On April 30, 1977, a group of women met in the Plaza de Mayo in front of the Casa Rosada, the seat of government in the center of Argentina’s capital Buenos Aires, after the disappearance of their children.
That meeting occurred while there was a state of siege and the meetings of more than three people were forbidden, and they were forced to leave the square by the police. This is how the March of the Mothers and Grandmothers of the Plaza de Mayo was born.
They were accused of being "crazy" but their struggle to know what had happened to their children remained alive to this day. On more than one occasion they suffered repression from on the hands of security forces of the military dictatorship, again and again, they were violently removed from the Plaza.
"They are worth it, the lives of our children were also worth it. Never is the blood of the people useless. The blood is sown and our children are everywhere, fighting and fighting," said Hebe de Bonafini, president of the Mothers Association of Plaza de Mayo according to Andes news agency.
One of her phrases "the only struggle that is lost is that which is abandoned" reflects their dedication to the cost as the mothers never accepted an economic reparation or compensation from the Argentine state for the death of their children.

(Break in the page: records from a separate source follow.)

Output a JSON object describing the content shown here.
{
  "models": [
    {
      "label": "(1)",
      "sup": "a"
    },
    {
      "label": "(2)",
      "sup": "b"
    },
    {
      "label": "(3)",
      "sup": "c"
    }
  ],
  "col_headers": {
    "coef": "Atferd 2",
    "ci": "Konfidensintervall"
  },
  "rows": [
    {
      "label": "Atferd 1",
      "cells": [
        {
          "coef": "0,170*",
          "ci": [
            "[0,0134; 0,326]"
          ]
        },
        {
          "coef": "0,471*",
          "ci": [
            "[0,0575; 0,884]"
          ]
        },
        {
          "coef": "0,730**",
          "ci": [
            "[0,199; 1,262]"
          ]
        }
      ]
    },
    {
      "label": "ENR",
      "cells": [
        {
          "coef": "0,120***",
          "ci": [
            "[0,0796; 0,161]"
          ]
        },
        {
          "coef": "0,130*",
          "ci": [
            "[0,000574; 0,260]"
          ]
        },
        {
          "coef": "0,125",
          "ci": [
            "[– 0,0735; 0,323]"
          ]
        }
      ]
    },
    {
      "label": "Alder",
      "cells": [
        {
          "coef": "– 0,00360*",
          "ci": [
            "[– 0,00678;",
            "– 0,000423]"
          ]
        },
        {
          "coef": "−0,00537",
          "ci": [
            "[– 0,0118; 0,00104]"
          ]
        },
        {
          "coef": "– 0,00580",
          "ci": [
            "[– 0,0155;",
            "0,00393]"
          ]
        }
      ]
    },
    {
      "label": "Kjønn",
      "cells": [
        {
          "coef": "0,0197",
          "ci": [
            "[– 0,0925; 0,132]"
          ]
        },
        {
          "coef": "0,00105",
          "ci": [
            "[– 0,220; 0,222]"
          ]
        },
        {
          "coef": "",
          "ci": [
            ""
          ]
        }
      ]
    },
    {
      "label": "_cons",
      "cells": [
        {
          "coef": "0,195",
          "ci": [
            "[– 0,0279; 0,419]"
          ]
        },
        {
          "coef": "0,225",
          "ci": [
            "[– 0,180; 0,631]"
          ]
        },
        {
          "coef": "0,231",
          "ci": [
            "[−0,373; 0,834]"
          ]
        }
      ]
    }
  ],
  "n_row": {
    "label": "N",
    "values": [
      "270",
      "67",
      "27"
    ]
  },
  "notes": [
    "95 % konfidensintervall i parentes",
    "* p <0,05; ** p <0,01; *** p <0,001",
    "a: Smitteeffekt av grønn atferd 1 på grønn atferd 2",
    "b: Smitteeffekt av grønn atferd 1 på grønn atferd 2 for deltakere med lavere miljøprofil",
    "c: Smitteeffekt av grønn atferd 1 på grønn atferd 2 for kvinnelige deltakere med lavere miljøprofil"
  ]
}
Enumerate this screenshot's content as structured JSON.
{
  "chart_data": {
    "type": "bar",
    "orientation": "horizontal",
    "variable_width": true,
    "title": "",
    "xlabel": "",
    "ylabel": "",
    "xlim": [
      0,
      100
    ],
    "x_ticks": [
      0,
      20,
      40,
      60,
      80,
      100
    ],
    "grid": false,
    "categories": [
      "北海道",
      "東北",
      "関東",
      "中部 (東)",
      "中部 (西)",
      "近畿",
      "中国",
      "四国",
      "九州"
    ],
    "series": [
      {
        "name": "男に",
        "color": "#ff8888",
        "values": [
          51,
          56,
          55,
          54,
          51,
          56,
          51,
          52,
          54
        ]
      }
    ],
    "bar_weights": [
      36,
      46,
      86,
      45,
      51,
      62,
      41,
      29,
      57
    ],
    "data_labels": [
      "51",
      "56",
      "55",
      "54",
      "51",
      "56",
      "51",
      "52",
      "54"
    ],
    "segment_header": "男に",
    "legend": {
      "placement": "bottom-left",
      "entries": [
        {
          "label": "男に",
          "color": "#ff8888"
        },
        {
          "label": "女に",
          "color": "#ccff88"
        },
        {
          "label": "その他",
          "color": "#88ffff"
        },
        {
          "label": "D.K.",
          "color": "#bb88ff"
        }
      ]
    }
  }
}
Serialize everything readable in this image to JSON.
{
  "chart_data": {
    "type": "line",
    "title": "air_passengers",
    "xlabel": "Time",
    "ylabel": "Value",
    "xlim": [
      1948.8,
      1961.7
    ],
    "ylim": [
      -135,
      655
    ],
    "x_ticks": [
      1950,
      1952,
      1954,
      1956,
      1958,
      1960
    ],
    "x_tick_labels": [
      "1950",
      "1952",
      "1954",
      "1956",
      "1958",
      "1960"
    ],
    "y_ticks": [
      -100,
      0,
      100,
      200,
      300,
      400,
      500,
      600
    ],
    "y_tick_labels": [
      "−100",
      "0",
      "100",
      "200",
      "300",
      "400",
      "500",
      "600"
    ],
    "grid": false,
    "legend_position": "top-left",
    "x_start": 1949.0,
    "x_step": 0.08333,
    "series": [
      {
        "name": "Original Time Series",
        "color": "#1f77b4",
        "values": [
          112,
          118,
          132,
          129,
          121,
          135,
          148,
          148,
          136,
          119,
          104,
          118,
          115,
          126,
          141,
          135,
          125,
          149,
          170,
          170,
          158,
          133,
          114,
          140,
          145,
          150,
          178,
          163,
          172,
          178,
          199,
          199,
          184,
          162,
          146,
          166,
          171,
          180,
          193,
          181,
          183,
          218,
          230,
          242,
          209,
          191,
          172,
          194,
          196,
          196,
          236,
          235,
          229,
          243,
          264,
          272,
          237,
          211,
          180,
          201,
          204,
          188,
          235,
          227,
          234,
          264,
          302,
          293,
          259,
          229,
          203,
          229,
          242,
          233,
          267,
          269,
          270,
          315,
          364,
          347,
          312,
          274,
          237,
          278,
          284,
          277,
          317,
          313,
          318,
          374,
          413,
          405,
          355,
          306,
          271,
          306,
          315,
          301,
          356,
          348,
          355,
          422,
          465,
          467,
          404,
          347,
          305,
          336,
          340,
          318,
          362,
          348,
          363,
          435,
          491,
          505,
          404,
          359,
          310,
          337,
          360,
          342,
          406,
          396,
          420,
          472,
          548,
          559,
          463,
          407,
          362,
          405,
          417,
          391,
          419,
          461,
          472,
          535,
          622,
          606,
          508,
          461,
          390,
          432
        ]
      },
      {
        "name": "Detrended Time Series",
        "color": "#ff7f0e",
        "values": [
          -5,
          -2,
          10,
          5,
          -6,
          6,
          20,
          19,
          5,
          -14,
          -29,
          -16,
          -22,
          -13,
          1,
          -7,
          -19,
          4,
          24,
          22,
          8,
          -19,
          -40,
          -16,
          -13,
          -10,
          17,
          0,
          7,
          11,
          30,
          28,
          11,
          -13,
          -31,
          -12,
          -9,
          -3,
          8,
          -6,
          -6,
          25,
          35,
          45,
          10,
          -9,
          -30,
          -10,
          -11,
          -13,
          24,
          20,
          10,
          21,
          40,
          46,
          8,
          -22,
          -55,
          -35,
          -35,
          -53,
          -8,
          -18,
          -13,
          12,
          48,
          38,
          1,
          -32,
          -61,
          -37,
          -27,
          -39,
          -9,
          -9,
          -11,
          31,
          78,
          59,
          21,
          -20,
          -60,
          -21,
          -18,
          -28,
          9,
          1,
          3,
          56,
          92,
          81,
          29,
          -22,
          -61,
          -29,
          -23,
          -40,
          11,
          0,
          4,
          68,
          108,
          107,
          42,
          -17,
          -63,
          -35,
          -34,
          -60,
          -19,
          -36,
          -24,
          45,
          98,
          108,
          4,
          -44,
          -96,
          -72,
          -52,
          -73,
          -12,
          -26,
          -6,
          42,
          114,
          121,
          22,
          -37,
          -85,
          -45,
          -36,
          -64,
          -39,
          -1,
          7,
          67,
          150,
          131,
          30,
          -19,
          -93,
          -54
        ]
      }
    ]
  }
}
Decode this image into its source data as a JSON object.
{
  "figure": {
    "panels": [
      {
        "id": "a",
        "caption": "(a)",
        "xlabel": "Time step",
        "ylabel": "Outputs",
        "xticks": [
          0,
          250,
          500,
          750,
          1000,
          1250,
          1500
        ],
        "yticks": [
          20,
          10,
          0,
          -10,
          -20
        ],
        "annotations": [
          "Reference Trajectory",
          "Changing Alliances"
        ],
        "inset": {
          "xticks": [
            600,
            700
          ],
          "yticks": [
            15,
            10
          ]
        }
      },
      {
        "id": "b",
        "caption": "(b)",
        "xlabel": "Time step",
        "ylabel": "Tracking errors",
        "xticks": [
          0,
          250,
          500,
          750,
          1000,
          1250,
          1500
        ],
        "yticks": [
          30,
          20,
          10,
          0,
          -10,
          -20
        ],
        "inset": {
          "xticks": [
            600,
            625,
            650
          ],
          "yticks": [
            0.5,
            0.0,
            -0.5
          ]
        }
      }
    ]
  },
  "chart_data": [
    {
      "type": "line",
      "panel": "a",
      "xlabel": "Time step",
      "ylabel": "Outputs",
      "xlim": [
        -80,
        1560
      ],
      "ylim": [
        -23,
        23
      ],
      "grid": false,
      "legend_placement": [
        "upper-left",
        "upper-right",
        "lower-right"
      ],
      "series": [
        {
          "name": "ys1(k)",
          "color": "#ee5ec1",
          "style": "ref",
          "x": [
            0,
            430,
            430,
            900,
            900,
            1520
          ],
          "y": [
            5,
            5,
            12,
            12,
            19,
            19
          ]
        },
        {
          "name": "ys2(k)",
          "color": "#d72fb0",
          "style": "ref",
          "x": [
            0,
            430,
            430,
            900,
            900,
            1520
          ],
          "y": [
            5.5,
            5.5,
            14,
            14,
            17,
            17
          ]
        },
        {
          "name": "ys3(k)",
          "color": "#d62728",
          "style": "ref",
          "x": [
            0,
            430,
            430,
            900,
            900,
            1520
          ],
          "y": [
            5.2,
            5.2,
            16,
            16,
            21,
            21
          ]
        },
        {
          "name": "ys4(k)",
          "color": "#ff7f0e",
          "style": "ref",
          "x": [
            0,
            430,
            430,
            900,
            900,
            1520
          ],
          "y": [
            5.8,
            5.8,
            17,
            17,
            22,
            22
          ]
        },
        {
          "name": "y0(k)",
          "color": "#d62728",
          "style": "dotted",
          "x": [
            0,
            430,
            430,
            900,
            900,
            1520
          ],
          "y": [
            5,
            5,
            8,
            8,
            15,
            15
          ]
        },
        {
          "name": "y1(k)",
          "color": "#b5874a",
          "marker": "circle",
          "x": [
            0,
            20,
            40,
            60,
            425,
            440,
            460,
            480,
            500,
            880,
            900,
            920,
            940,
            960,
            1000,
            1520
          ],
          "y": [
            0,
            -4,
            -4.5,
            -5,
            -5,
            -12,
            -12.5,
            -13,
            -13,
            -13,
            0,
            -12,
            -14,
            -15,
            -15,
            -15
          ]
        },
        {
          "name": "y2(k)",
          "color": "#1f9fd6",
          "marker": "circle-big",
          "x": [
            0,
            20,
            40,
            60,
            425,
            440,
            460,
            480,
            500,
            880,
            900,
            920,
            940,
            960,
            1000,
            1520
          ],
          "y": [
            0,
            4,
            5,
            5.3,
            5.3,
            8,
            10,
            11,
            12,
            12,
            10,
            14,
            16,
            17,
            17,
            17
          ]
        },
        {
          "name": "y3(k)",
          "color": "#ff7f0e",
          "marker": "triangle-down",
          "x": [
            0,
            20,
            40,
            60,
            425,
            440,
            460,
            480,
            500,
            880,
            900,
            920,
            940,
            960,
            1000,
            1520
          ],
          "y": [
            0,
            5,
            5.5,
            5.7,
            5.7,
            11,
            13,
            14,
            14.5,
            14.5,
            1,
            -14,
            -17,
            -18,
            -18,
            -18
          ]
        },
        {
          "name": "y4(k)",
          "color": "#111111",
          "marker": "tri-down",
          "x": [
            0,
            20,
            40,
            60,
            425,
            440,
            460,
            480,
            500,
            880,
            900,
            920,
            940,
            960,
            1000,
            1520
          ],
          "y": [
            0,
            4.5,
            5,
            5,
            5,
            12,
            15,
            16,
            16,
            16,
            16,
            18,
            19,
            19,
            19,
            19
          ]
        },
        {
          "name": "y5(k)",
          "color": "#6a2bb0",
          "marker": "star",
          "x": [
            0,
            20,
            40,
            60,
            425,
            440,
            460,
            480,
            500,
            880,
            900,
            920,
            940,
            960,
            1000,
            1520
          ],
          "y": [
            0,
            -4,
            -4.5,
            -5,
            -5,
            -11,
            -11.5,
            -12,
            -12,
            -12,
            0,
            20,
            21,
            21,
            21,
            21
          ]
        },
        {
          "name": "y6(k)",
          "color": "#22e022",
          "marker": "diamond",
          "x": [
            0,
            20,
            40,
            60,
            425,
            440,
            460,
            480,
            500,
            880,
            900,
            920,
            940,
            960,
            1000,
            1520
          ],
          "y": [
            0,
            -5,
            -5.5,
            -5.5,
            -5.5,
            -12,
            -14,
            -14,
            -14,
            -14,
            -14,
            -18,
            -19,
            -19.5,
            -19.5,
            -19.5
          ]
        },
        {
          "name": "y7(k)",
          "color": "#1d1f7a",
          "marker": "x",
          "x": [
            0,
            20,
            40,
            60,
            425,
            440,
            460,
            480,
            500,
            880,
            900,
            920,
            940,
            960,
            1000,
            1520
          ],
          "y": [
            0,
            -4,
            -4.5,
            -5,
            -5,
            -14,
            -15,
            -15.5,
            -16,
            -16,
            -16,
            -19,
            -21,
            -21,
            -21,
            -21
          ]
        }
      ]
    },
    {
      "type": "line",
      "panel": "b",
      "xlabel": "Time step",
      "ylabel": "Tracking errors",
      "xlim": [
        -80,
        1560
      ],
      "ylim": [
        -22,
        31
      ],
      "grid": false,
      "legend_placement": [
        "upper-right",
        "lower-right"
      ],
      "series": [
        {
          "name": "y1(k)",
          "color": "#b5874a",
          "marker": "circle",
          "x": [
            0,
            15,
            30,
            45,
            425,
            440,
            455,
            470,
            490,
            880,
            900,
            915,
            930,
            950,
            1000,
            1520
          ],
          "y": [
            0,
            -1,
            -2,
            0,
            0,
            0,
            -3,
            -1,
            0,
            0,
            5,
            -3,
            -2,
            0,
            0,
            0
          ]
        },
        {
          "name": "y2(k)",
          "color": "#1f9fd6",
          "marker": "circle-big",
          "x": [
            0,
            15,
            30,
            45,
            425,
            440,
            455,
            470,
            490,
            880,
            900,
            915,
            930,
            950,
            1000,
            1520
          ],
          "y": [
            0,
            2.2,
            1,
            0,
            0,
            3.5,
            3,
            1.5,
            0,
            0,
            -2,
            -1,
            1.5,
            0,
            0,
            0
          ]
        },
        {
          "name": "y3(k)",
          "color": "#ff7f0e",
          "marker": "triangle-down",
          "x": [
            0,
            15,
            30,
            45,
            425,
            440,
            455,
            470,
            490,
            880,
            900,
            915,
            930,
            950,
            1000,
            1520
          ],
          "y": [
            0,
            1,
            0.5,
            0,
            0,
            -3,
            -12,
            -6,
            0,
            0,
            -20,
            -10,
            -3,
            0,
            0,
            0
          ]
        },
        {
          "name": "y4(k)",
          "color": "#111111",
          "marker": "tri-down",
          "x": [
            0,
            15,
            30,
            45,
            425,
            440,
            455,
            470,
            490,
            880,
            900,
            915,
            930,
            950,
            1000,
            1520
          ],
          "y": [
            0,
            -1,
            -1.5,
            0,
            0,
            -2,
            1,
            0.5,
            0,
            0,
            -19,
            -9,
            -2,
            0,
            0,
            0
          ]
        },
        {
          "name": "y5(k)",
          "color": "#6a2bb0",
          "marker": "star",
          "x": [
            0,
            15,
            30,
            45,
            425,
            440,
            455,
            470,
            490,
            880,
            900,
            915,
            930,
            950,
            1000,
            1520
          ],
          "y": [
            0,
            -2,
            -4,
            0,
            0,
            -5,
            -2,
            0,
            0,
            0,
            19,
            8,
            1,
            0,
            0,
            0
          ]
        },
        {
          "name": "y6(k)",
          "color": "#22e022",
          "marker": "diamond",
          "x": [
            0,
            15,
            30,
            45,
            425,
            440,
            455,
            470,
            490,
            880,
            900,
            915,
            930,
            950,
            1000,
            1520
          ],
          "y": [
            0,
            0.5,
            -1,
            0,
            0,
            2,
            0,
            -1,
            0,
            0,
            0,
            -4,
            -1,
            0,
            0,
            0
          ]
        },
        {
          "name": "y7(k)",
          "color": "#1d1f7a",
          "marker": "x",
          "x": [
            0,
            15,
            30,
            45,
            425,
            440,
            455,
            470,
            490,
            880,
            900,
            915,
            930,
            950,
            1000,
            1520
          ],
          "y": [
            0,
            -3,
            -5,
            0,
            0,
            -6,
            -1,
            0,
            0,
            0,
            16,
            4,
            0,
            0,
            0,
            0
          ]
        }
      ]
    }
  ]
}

They have already carried out 2090 marches through the Plaza de Mayo. Although they are between 85 and 95 years old by now, still every Thursday at 3:30 p.m. local time they perform this symbolic act, around the pyramid of the square at the center of Buenos Aires.
Over the years their struggle for truth and justice for their children expanded to include other social causes concerning Argentina and the region, joining struggles of teachers and social organizations.
For them the 30,000 disappeared in the Argentine dictatorship are their children, because it is a collective fight not individual, they are defenders of human rights and sought to sanction these murders in the courts.
Because of its creation, the Mothers have planned to take out their historical archive so that the citizens know, there will be a tour of the House of Mothers and also a photographic exhibition.
One of their most recognizable projects is the Popular University of the Mothers of Plaza de Mayo which was inaugurated on April 6, 2000 with the presence of representatives of the University of Salamanca of Spain, the Martin Luther King Institute of Cuba, as well as various intellectuals from Latin America.
The institution was born with the aim of opening a space for the popular sectors to participate in the construction of knowledge and dispute intellectual hegemony. Through the university solidarity ties have been developed with various social movements such as unemployed workers and neighborhood assemblies.
The school offers degrees in Social Work, in History, and Law. There are also courses on Investigative Journalism, Political Economy, Popular Education, Modernity and Genocide, Psychodrama and Cooperativism.
Also in November 2005 the organization inaugurated La Voz de Las Madres radio to counter mainstream media in the country. Its president, Hebe de Bonafini, had a special program on current news entitled Pariendo Sueños.
In 2013 the station was rebranded under the name Radio Madre. Three years later, during the current government of Mauricio Macri, the mothers denounced an attack on the facilities of the station.
In 1999 the organization also inaugurated the Osvaldo Bayer Literary Café in 1999, a cultural space where workshops and artistic activities take place.
The Mission Shared Dreams was an initiative of the Mothers of Plaza de Mayo Foundation to promote the integration of the most vulnerable sectors through the construction of housing and job training.
Since its foundation in 2006, the program incorporated more than 5,000 workers and by 2001 it had already built 4,800 homes, six hospitals, two health centers and a kindergarten.
This project was investigated by the Macri’s government and in February of this year judicial officials tried to raid the headquarters of the foundation over alleged corruption, allegations that were dismissed by the foundation’s leader.
"We have been harassed in many ways for a long time, and this is another maneuver," Hebe de Bonafini had said after the attempted search.
The organization has so far found 127 grandchildren as part of their search for 500 babies that were taken away from their activist mothers and families and believed to have been stolen by military families, sold or abandoned into government institutions.